Each Spring I teach a course on sports marketing analytics.  As part of this course I ask student to develop a research project focused on either a marketing or player analytics topic.  What follows is a project that looks at the relationship between upsets and TV ratings in the NCAA tournament.  This project is interesting in several respects.  It has an interesting foundation in consumer behavior theory as it is motivated by an open question of whether fans prefer a tournament dominated by Cinderellas (upsets) or Blue Bloods (high brand equity teams).  This underlying theory then drives the data collection and modeling efforts.  Finally, the results speak to what fans actually prefer.

I think this project was interesting as it could be the starting point for deeper analyses.  Additional data could be collected and we could develop different models.  This is a great lesson because this is the case with almost all analytics projects.  We also did a podcast episode where we talked through the analysis and possible extensions.


How Mad is too Mad?

by Katie Hoppenjans

“March Madness” is a fitting nickname for the NCAA Division I Men’s Basketball Tournament. Since its inception in 1939, the tournament has been characterized by Cinderella stories; in years that are particularly “mad” with upsets, the underdog winners seem to be on everyone’s mind. In a year of historic upsets like this one, however, I have to wonder whether the level of excitement in a tournament really has any impact on fans’ engagement. Do people really love an underdog, or would they prefer to watch the same old powerhouses?

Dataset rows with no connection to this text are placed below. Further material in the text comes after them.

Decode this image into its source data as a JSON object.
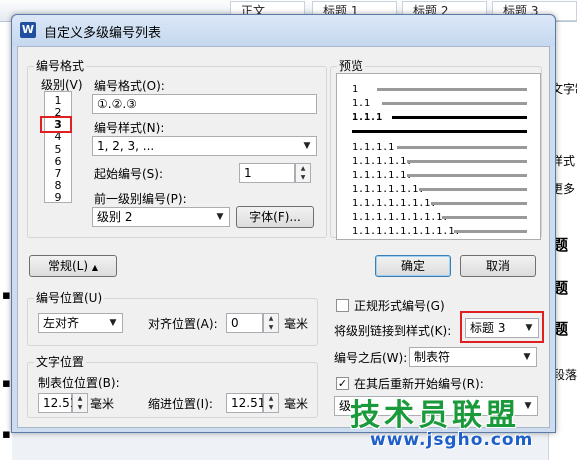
{
  "background": {
    "styles": [
      "正文",
      "标题 1",
      "标题 2",
      "标题 3"
    ],
    "right_fragments": [
      "文字制",
      "样式",
      "更多",
      "题",
      "题",
      "题",
      "段落"
    ]
  },
  "dialog": {
    "title": "自定义多级编号列表",
    "app_icon_letter": "W",
    "number_format_group": "编号格式",
    "level_label": "级别(V)",
    "levels": [
      "1",
      "2",
      "3",
      "4",
      "5",
      "6",
      "7",
      "8",
      "9"
    ],
    "selected_level": "3",
    "number_format_label": "编号格式(O):",
    "number_format_value": "①.②.③",
    "number_style_label": "编号样式(N):",
    "number_style_value": "1, 2, 3, ...",
    "start_at_label": "起始编号(S):",
    "start_at_value": "1",
    "prev_level_label": "前一级别编号(P):",
    "prev_level_value": "级别 2",
    "font_button": "字体(F)...",
    "preview_label": "预览",
    "preview_rows": [
      "1",
      "1.1",
      "1.1.1",
      "1.1.1.1",
      "1.1.1.1.1.",
      "1.1.1.1.1.",
      "1.1.1.1.1.1.",
      "1.1.1.1.1.1.1.",
      "1.1.1.1.1.1.1.1.",
      "1.1.1.1.1.1.1.1.1."
    ],
    "general_button": "常规(L)",
    "ok_button": "确定",
    "cancel_button": "取消",
    "number_position_group": "编号位置(U)",
    "alignment_value": "左对齐",
    "align_at_label": "对齐位置(A):",
    "align_at_value": "0",
    "unit_cm": "毫米",
    "text_position_group": "文字位置",
    "tab_stop_label": "制表位位置(B):",
    "tab_stop_value": "12.51",
    "indent_label": "缩进位置(I):",
    "indent_value": "12.51",
    "legal_style_label": "正规形式编号(G)",
    "legal_style_checked": false,
    "link_style_label": "将级别链接到样式(K):",
    "link_style_value": "标题 3",
    "follow_number_label": "编号之后(W):",
    "follow_number_value": "制表符",
    "restart_label": "在其后重新开始编号(R):",
    "restart_checked": true,
    "restart_value": "级"
  },
  "watermark": {
    "text": "技术员联盟",
    "url": "www.jsgho.com"
  },
  "colors": {
    "highlight": "#e02020",
    "dialog_bg": "#f0f0f0",
    "title_bg": "#cddcef"
  }
}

Is “madness” really what viewers want?

To examine the value of an “exciting” March Madness, I built a model examining the relationship between the number of upsets in a tournament and the number of viewers who watch the championship game. The model includes data from 2005 to 2017, and upsets are defined as games won by teams seeded 11 or lower. Since no team seeded 11 or lower has ever made it farther than the Final Four, only the first four rounds of competition were counted. Finally, since significant upsets in later rounds are arguably more unexpected than those in early rounds, I assigned more points to the later rounds in my analysis; 1 point was given for each upset in the Round of 64, 6 were given for the Round of 32, 12 were given for the Sweet Sixteen, and 24 were given for the Elite Eight.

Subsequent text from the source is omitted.